Neue Industriepolitik für Deutschland verlangt

Die Gefahr der Deindustrialisierung

Berlin (dpa). – Die deutsche Wirtschaft sieht die zunehmende Gefahr einer schleichenden Deindustrialisierung in Deutschland – mit möglichen Folgen für viele Jobs. Industriepräsident Siegfried Russwurm sagte gegenüber Medien in Berlin, der Standort Deutschland habe zahlreiche "Handicaps" und verliere an Wettbewerbsfähigkeit. DIHK-Präsident Peter Adrian warnte vor einer zunehmenden Verlagerung von Produktion ins Ausland.

DGB-Chefin Yasmin Fahimi kündigte an, die Gewerkschaften würden die Fragen, wie wettbewerbsfähige Industrie-Strompreise sichergestellt werden könnten, ganz vorn auf die Tagesordnung in den Gesprächen mit der Bundesregierung setzen. "Je tiefer die Schnitte in die Wertschöpfungskette werden, je mehr Unternehmen der Wertschöpfungskette Deutschland verlassen, desto dramatischer wird der Dominoeffekt sein", sagte Fahimi.

Der Chef der Gewerkschaft IG BCE, Michael Vassiliadis, hatte eine rundum neu entwickelte Industriepolitik für Deutschland und Europa verlangt. Nur so ließen sich die nötigen Anreize für ökologisch tragfähige Investitionen sowie den Erhalt von Arbeitsplätzen schaffen – und weitere Abwanderungen etwa nach China oder in die USA verhindern.

Bundeswirtschaftsminister Robert Habeck (Grüne) hatte eine aktivere Industriepolitik Deutschlands und der EU angekündigt. Er sagte Ende November auf einer Industriekonferenz, das nächste Jahr stehe im Zeichen der Industriepolitik. Ziel sei es, die Standortsicherheit auszubauen und den grundlegenden Wandel hin zu einer klimaneutralen und digitalen Wirtschaft voranzutreiben.

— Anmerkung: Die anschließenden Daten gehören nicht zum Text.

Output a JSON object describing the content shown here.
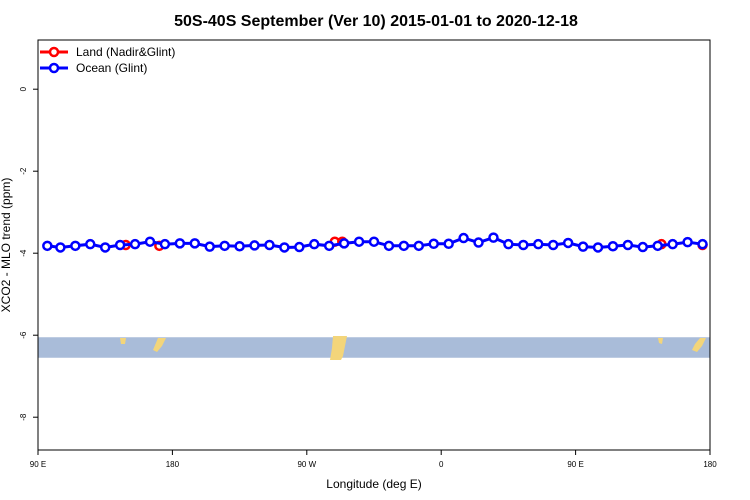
{
  "chart_data": {
    "type": "line",
    "title": "50S-40S September (Ver 10)   2015-01-01 to 2020-12-18",
    "xlabel": "Longitude (deg E)",
    "ylabel": "XCO2 - MLO trend (ppm)",
    "xlim": [
      90,
      450
    ],
    "ylim": [
      -8.8,
      1.2
    ],
    "x_ticks": [
      {
        "value": 90,
        "label": "90 E"
      },
      {
        "value": 162,
        "label": "180"
      },
      {
        "value": 234,
        "label": "90 W"
      },
      {
        "value": 306,
        "label": "0"
      },
      {
        "value": 378,
        "label": "90 E"
      },
      {
        "value": 450,
        "label": "180"
      }
    ],
    "y_ticks": [
      {
        "value": 0,
        "label": "0"
      },
      {
        "value": -2,
        "label": "-2"
      },
      {
        "value": -4,
        "label": "-4"
      },
      {
        "value": -6,
        "label": "-6"
      },
      {
        "value": -8,
        "label": "-8"
      }
    ],
    "legend": {
      "position": "top-left",
      "entries": [
        {
          "name": "Land (Nadir&Glint)",
          "color": "#ff0000"
        },
        {
          "name": "Ocean (Glint)",
          "color": "#0000ff"
        }
      ]
    },
    "series": [
      {
        "name": "Land (Nadir&Glint)",
        "color": "#ff0000",
        "x": [
          137,
          155,
          249,
          253,
          424,
          446
        ],
        "y": [
          -3.8,
          -3.82,
          -3.72,
          -3.72,
          -3.78,
          -3.8
        ]
      },
      {
        "name": "Ocean (Glint)",
        "color": "#0000ff",
        "x": [
          95,
          102,
          110,
          118,
          126,
          134,
          142,
          150,
          158,
          166,
          174,
          182,
          190,
          198,
          206,
          214,
          222,
          230,
          238,
          246,
          254,
          262,
          270,
          278,
          286,
          294,
          302,
          310,
          318,
          326,
          334,
          342,
          350,
          358,
          366,
          374,
          382,
          390,
          398,
          406,
          414,
          422,
          430,
          438,
          446
        ],
        "y": [
          -3.82,
          -3.86,
          -3.82,
          -3.78,
          -3.86,
          -3.8,
          -3.78,
          -3.72,
          -3.78,
          -3.76,
          -3.76,
          -3.84,
          -3.82,
          -3.83,
          -3.81,
          -3.8,
          -3.86,
          -3.85,
          -3.78,
          -3.82,
          -3.76,
          -3.72,
          -3.72,
          -3.82,
          -3.82,
          -3.82,
          -3.77,
          -3.77,
          -3.63,
          -3.74,
          -3.62,
          -3.78,
          -3.8,
          -3.78,
          -3.8,
          -3.75,
          -3.84,
          -3.86,
          -3.83,
          -3.8,
          -3.85,
          -3.82,
          -3.78,
          -3.73,
          -3.78
        ]
      }
    ],
    "background_map": {
      "ocean_color": "#a9bcd9",
      "land_color": "#f3d57a",
      "lat_band": [
        -6.05,
        -6.55
      ]
    },
    "grid": false
  }
}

Hintergrund ist auch das US-Inflationsbekämpfungsgesetz, das milliardenschwere Investitionen in den Klimaschutz vorsieht. Subventionen und Steuergutschriften sind daran geknüpft, dass Unternehmen US-Produkte verwenden oder selbst in den USA produzieren. Daran gibt es viel Kritik in Europa, wo man Nachteile für heimische Unternehmen befürchtet. Adrian sagte: "In Amerika betragen die Strompreise ein Fünftel dessen, was wir jetzt hier in Deutschland aufbringen. Beim Gas ist es derzeit ein Siebtel." Eine Abwanderung von Industrieproduktion ins Ausland sei ein schleichender Prozess. "Wir werden einen Strukturwandel unserer Wirtschaft erfahren."

Der Präsident des Deutschen Instituts für Wirtschaftsforschung (DIW), Marcel Fratzscher, bezeichnete gegenüber Medien die Warnungen der Industrie vor einer möglichen Deindustrialisierung als "Schreckgespenst, das aufgebaut wird, um der Politik Geld aus den Rippen zu leiern". Er sehe ein Risiko, dass energieintensive Unternehmen pleitegehen oder abwandern könnten.

"Es wäre wahrscheinlich auch ohne Energiepreis-Schock unvermeidbar gewesen. Denn Deutschland hat bisher noch nie einen Kostenvorteil bei Energie gehabt. Ich bin sehr optimistisch, dass unsere Industrie diesen Schock gut wegstecken kann", sagte Fratzscher.